I held up the crotchless bit. “Not here, it doesn’t.”
“Oh, right. Sorry.” She went to her dresser and began sorting through her lingerie. “The open crotch is for convenience; some gents can be too impatient to wait.”
She produced something that looked to me like a thin nappy.
“You’re going to diaper me?” I asked.
“They’re called knickers,” she explained as she brought the abbreviated garment to me. “All the rage across the pond.” When she saw my face she held it up against her pelvis. “You see? You put them on just like drawers.”
“So I’m to wear drawers without legs under stockings and a corset without a crotch and then a gown on top.” I caught the knickers she tossed to me. “Couldn’t I pretend to be a client? A fully dressed, male client?”
“That’s a good idea,” Rina admitted, “but I haven’t any men’s clothes small enough for you here. I’ll send out for some tomorrow, but in the meantime you’ll have to be patient, Prudence.”
I gave her a narrow look. “You’re enjoying this.”

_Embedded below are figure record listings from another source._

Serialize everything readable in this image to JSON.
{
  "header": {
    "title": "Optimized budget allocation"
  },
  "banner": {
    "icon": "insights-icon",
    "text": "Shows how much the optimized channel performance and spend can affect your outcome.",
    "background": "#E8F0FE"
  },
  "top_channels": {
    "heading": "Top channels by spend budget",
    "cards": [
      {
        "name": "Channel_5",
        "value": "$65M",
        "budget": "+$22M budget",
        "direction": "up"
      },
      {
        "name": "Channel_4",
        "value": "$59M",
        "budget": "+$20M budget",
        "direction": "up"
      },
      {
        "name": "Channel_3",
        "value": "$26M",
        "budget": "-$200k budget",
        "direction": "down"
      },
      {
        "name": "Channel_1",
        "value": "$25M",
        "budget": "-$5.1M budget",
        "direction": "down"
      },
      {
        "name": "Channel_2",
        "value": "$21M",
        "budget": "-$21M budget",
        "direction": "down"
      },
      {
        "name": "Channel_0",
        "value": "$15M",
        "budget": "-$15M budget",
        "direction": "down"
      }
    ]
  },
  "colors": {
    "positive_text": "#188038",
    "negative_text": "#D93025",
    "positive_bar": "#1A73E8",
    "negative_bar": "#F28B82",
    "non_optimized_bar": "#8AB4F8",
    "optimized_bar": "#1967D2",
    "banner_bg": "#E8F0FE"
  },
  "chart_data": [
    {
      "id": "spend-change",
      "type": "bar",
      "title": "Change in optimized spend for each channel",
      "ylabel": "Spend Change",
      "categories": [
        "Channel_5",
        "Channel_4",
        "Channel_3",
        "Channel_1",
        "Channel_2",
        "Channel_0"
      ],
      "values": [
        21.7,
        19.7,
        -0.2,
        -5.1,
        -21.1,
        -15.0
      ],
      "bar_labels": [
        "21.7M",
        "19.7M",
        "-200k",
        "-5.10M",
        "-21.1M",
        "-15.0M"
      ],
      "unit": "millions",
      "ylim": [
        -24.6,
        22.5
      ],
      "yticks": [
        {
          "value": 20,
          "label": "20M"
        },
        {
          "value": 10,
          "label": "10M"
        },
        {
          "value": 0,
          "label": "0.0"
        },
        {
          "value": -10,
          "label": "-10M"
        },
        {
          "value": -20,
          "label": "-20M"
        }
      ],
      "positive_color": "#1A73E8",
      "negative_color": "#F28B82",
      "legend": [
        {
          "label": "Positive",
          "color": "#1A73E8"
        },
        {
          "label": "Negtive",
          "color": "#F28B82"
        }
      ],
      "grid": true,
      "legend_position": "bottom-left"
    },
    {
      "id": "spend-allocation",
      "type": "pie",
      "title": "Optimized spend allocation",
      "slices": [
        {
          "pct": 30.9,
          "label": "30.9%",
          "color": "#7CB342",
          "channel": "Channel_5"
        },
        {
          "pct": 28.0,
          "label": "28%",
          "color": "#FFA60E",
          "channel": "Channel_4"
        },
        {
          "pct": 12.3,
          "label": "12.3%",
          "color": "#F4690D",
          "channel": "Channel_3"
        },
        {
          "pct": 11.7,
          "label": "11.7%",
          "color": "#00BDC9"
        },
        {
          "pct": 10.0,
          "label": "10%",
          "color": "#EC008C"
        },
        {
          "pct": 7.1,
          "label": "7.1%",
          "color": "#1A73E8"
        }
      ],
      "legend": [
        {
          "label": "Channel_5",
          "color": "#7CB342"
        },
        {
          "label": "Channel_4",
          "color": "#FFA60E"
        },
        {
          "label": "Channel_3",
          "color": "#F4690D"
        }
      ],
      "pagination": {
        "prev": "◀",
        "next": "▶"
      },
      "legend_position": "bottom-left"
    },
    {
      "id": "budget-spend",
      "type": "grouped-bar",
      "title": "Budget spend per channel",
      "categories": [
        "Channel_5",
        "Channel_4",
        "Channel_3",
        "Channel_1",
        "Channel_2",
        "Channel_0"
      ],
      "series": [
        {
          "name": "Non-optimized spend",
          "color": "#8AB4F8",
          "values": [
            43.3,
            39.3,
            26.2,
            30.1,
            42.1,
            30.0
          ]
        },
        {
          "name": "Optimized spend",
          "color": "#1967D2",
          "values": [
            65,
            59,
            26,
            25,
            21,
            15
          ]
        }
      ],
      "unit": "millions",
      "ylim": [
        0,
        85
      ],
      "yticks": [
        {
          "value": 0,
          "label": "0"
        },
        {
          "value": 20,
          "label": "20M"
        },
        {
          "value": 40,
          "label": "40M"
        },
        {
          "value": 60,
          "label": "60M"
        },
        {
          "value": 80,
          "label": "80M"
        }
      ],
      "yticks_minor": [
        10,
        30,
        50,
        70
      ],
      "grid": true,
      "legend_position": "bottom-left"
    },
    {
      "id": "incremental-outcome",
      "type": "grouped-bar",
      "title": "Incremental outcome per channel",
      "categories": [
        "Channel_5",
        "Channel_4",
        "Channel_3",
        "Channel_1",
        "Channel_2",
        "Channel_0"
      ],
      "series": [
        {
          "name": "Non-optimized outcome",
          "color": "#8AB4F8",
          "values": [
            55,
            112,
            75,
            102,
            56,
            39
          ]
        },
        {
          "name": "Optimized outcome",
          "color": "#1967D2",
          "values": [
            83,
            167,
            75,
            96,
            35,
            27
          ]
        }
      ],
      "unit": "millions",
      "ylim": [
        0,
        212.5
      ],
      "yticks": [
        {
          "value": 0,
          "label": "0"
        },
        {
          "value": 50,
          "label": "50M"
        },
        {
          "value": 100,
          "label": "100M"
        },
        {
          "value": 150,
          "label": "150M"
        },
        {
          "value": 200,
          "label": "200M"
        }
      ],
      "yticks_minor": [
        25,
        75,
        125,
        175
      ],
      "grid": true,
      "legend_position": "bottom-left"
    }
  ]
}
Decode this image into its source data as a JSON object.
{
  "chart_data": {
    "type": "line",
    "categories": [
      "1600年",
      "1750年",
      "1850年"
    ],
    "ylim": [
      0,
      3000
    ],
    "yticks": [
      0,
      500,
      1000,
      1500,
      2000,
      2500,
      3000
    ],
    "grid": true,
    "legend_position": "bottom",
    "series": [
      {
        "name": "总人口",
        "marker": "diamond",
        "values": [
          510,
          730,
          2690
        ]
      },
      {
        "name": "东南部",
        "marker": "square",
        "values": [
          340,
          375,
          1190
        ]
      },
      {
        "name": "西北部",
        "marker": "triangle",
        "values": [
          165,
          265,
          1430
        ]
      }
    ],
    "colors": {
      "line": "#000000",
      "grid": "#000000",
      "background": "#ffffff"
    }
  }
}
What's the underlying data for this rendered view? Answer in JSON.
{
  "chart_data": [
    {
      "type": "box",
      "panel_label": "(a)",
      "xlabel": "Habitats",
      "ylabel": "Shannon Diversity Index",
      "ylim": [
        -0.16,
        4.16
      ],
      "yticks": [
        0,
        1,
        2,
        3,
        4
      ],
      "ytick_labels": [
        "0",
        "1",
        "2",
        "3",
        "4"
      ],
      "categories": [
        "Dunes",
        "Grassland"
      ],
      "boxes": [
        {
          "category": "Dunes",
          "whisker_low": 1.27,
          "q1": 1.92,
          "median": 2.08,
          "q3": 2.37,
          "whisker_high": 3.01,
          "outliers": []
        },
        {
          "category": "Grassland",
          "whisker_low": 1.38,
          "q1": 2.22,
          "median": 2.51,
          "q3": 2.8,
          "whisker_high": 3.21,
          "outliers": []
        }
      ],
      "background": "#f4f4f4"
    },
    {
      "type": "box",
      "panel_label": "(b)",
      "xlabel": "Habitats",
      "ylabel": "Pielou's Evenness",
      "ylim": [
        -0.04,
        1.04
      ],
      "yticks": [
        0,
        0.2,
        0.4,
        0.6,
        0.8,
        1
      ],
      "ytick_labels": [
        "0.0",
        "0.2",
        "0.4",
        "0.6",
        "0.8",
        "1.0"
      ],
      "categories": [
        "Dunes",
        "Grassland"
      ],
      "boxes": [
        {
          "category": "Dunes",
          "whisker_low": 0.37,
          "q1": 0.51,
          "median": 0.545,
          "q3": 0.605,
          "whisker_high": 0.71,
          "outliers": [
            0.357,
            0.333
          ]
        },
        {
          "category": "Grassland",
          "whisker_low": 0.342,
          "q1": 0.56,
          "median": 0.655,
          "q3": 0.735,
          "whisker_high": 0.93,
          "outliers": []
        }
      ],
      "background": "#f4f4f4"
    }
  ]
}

“Enormously.” She went round me and began unfastening my waister. After a moment she added, “I didn’t mean to go off on you before, love. That business with Da back then, that was all on me.”
“I never stopped wishing I could do something about it.” I pulled my bodice carefully over my head so as not to dislodge the switch. “Expose Medford’s son for what he did, or at least make him tell your da the truth.”
“No one would believe the word of a woman over a man’s,” Rina said, her tone firm. “If someone had, the rot bastard would’ve just had all his mates swear that I’d bedded them, too.” She helped me step out of my skirts.